We have similarly dedicated roles within our product teams. Each team has a dedicated designer, and we’ve explored a dedicated data analyst and researcher as well.
This diagram shows how our product teams look today, as well as how the product marketers remain connected to the marketing team at large.
We’ve taken a lot of inspiration to the Spotify Model for organizing their teams. In a lot of ways, our setup borrows from the “Chapter” idea of the Spotify Model.
The product marketing shift has led to some changes on our marketing team proper, as well.
Since we have three products to market, we’ve shifted our resources so that we can have dedicated marketers on each. At the moment, we have one person doing marketing for our younger products, Reply and Analyze, but we imagine this will change as those products evolve.
In addition to the dedicated product marketers, we also have a teammate who has deep skills with conversion, growth, and the marketing website. We’ve joined him with the product marketers to form a product marketing “circle.” He supports the product marketers with technical website changes, and he works on current projects and for overall growth goals for the product, pulling levers like CRO and pricing experiments.
Together, this “product marketing circle” works as a support group for one another and have a weekly call to discuss what’s happening and stay organized.
Future iterations of this model are likely to include:
- Aligning our community efforts closer to product (you might have noticed that Community is part of the product marketing circle in the above diagram)

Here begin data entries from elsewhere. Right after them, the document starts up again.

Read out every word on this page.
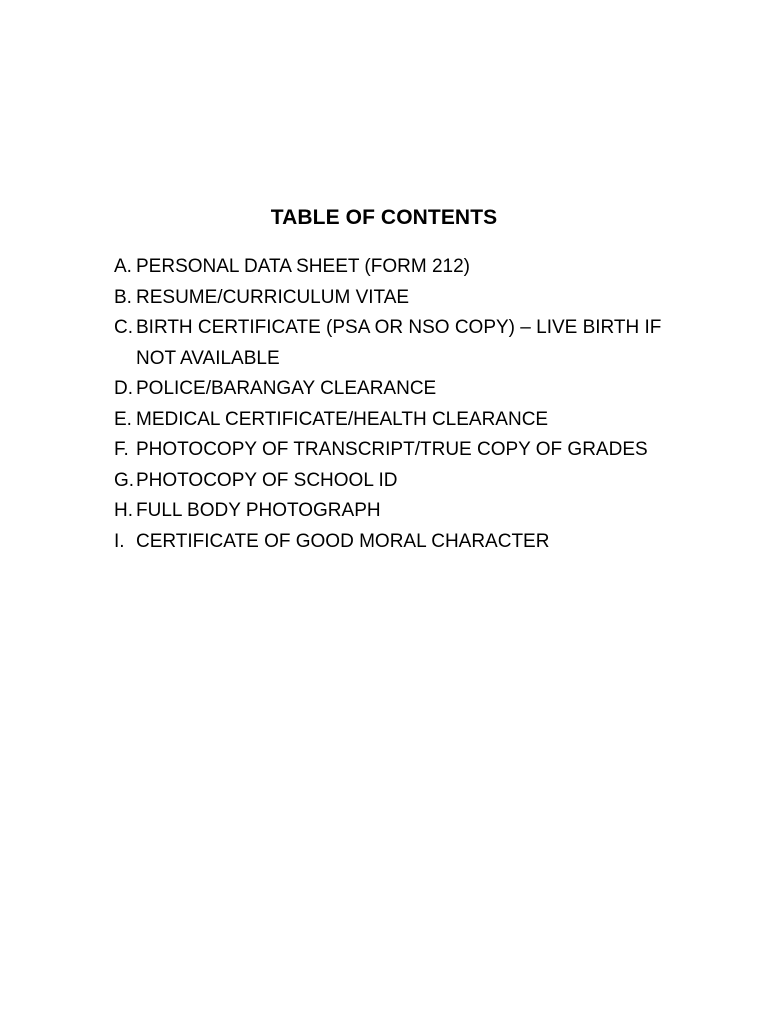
TABLE OF CONTENTS
A. PERSONAL DATA SHEET (FORM 212)
B. RESUME/CURRICULUM VITAE
C. BIRTH CERTIFICATE (PSA OR NSO COPY) – LIVE BIRTH IF
NOT AVAILABLE
D. POLICE/BARANGAY CLEARANCE
E. MEDICAL CERTIFICATE/HEALTH CLEARANCE
F. PHOTOCOPY OF TRANSCRIPT/TRUE COPY OF GRADES
G. PHOTOCOPY OF SCHOOL ID
H. FULL BODY PHOTOGRAPH
I. CERTIFICATE OF GOOD MORAL CHARACTER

- Bringing in a teammate to coordinate all product marketing and work with product leaders on the highest goals
6 Lessons We’ve Learned About Product Marketing at a Startup
1. Your product marketing will evolve as your team grows
In the startup world, it’s been said that you can expect your role to change every six months. And while that breakneck pace isn’t true for everyone, forever, we’ve found that an appetite for change is healthy when you’re approaching product marketing.

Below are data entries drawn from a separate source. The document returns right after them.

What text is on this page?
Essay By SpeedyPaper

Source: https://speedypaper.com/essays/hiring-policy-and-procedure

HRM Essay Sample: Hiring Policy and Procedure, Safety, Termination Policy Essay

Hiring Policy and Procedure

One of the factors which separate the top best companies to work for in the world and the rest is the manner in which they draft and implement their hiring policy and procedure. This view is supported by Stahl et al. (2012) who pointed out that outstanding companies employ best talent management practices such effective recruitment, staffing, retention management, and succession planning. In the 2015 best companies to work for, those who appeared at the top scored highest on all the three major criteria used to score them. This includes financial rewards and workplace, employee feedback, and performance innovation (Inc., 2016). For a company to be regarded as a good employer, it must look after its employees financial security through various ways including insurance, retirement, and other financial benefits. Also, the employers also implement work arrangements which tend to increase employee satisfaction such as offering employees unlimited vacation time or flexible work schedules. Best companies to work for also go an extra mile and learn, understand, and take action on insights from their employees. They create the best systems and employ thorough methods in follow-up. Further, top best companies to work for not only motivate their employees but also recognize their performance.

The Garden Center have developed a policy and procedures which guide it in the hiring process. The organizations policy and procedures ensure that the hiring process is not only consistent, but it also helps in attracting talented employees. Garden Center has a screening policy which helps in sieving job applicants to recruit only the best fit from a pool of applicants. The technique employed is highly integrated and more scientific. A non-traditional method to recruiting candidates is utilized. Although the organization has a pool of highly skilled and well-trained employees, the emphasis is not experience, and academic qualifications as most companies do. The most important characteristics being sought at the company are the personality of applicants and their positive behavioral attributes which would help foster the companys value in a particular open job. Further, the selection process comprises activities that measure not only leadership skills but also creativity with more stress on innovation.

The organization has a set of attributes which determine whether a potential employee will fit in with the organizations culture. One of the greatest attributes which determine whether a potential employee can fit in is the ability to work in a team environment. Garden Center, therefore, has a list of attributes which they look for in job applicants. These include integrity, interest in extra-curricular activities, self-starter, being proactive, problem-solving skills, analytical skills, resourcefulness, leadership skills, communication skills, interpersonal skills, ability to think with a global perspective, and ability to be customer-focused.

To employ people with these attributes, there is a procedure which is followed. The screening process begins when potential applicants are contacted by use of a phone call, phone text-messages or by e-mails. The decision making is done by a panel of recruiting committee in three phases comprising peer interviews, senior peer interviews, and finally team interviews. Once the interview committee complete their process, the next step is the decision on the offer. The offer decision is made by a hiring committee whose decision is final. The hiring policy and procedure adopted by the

2. Product marketing is a team effort
Even today, we’ve retained some of the “all hands on deck” spirit of product marketing. We have our customer advocacy team helping out with lifecycle emails. We have our product engineers and designers assisting with website tasks. It takes a village!

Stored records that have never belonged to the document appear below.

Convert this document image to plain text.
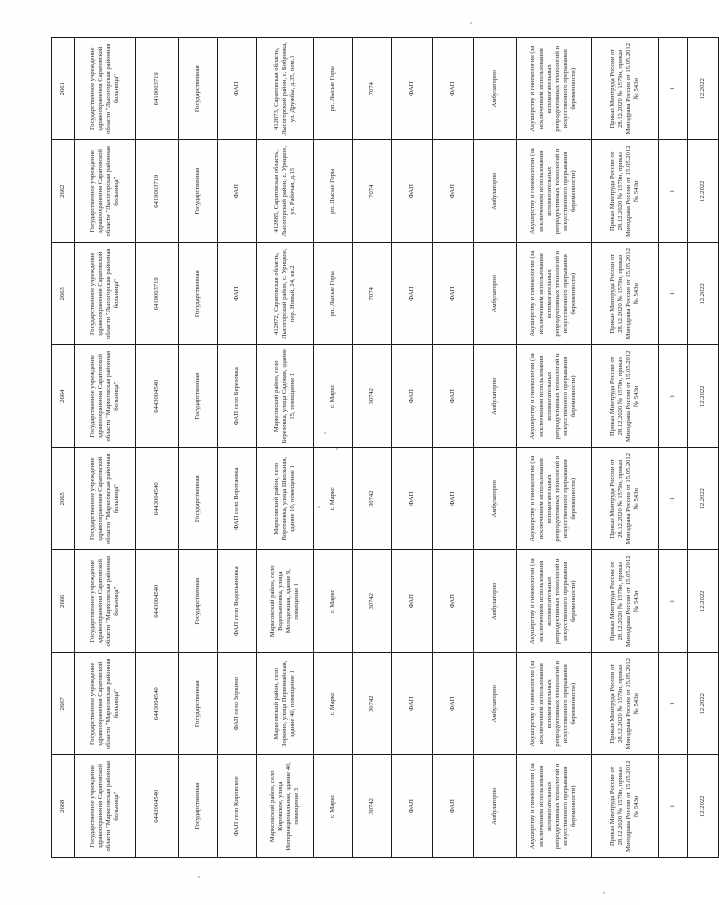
2668	2667	2666	2665	2664	2663	2662	2661
Государственное учреждение здравоохранения Саратовской области "Марксовская районная больница"	Государственное учреждение здравоохранения Саратовской области "Марксовская районная больница"	Государственное учреждение здравоохранения Саратовской области "Марксовская районная больница"	Государственное учреждение здравоохранения Саратовской области "Марксовская районная больница"	Государственное учреждение здравоохранения Саратовской области "Марксовская районная больница"	Государственное учреждение здравоохранения Саратовской области "Лысогорская районная больница"	Государственное учреждение здравоохранения Саратовской области "Лысогорская районная больница"	Государственное учреждение здравоохранения Саратовской области "Лысогорская районная больница"
6443004540	6443004540	6443004540	6443004540	6443004540	6419003719	6419003719	6419003719
Государственная	Государственная	Государственная	Государственная	Государственная	Государственная	Государственная	Государственная
ФАП село Кировское	ФАП село Зоркино	ФАП село Водопьяновка	ФАП село Воротаевка	ФАП село Березовка	ФАП	ФАП	ФАП
Марксовский район, село Кировское, улица Интернациональная, здание 40, помещение 3	Марксовский район, село Зоркино, улица Первомайская, здание 40, помещение 1	Марксовский район, село Водопьяновка, улица Молодежная, здание 9, помещение 1	Марксовский район, село Воротаевка, улица Школьная, здание 10, помещение 1	Марксовский район, село Березовка, улица Садовая, здание 15, помещение 1	412872, Саратовская область, Лысогорский район, с. Урицкое, пер. Новый, 24, кв.2	412885, Саратовская область, Лысогорский район, с. Урицкое, ул. Рабочая, д.15	412873, Саратовская область, Лысогорский район, с. Бобровка, ул. Дружбы, д.35, пом.1
г. Маркс	г. Маркс	г. Маркс	г. Маркс	г. Маркс	рп. Лысые Горы	рп. Лысые Горы	рп. Лысые Горы
30742	30742	30742	30742	30742	7074	7074	7074
ФАП	ФАП	ФАП	ФАП	ФАП	ФАП	ФАП	ФАП
ФАП	ФАП	ФАП	ФАП	ФАП	ФАП	ФАП	ФАП
Амбулаторно	Амбулаторно	Амбулаторно	Амбулаторно	Амбулаторно	Амбулаторно	Амбулаторно	Амбулаторно
Акушерству и гинекологии (за исключением использования вспомогательных репродуктивных технологий и искусственного прерывания беременности)	Акушерству и гинекологии (за исключением использования вспомогательных репродуктивных технологий и искусственного прерывания беременности)	Акушерству и гинекологии (за исключением использования вспомогательных репродуктивных технологий и искусственного прерывания беременности)	Акушерству и гинекологии (за исключением использования вспомогательных репродуктивных технологий и искусственного прерывания беременности)	Акушерству и гинекологии (за исключением использования вспомогательных репродуктивных технологий и искусственного прерывания беременности)	Акушерству и гинекологии (за исключением использования вспомогательных репродуктивных технологий и искусственного прерывания беременности)	Акушерству и гинекологии (за исключением использования вспомогательных репродуктивных технологий и искусственного прерывания беременности)	Акушерству и гинекологии (за исключением использования вспомогательных репродуктивных технологий и искусственного прерывания беременности)
Приказ Минтруда России от 28.12.2020 № 1579н, приказ Минздрава России от 15.05.2012 № 543н	Приказ Минтруда России от 28.12.2020 № 1579н, приказ Минздрава России от 15.05.2012 № 543н	Приказ Минтруда России от 28.12.2020 № 1579н, приказ Минздрава России от 15.05.2012 № 543н	Приказ Минтруда России от 28.12.2020 № 1579н, приказ Минздрава России от 15.05.2012 № 543н	Приказ Минтруда России от 28.12.2020 № 1579н, приказ Минздрава России от 15.05.2012 № 543н	Приказ Минтруда России от 28.12.2020 № 1579н, приказ Минздрава России от 15.05.2012 № 543н	Приказ Минтруда России от 28.12.2020 № 1579н, приказ Минздрава России от 15.05.2012 № 543н	Приказ Минтруда России от 28.12.2020 № 1579н, приказ Минздрава России от 15.05.2012 № 543н
1	1	1	1	1	1	1	1
12.2022	12.2022	12.2022	12.2022	12.2022	12.2022	12.2022	12.2022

3. Product marketing is both external and internal
This diagram shows an example of how the role of a product marketer not only touches customers and your audience but also needs to serve the company itself. Our product marketers can influence company strategy with roadmap discussions and create momentum by sharing about product progress with the team.
4. We all “do” product marketing
Every role on our marketing team is focused on bringing attention and recognition to the problems we’re trying to solve for our customers. We are all focused on delivering value to customers. So, in a sense, we’re all doing product marketing, right?
5. The earlier, the better, when it comes to marketing and product conversations
One mistake we’ve made along the way is not including our marketing team earlier in product discussions. We’ve missed out on the perspective, positioning, and go-to-market expertise of these wonderful folks. Now, we feel we’ve remedied this by having the product marketers fully dedicated and in step with each product team.
6. There is no One True Way that a product marketing team should look
We’ve learned a lot of lessons from Intercom’s take on marketing. Here’s a sample from their book, Intercom on Marketing:
Further, they split their product marketing team into four core responsibilities:
- Reach: Get our messaging in front of the right audience
- Attract: Get that audience to visit our site and become leads
- Convert: Persuade leads to sign up and become customers
- Educate: Help customers get increasing value from and love our product
We found that this exact definition didn’t fit squarely with the way our company works. We don’t have a sales team, for starters. And the four core responsibilities they list here are split among different teams: for example, “Educate” often falls to our customer engagement team.
Over to you
What does product marketing look like at your company?
Do you have any advice for us with how we’re evolving?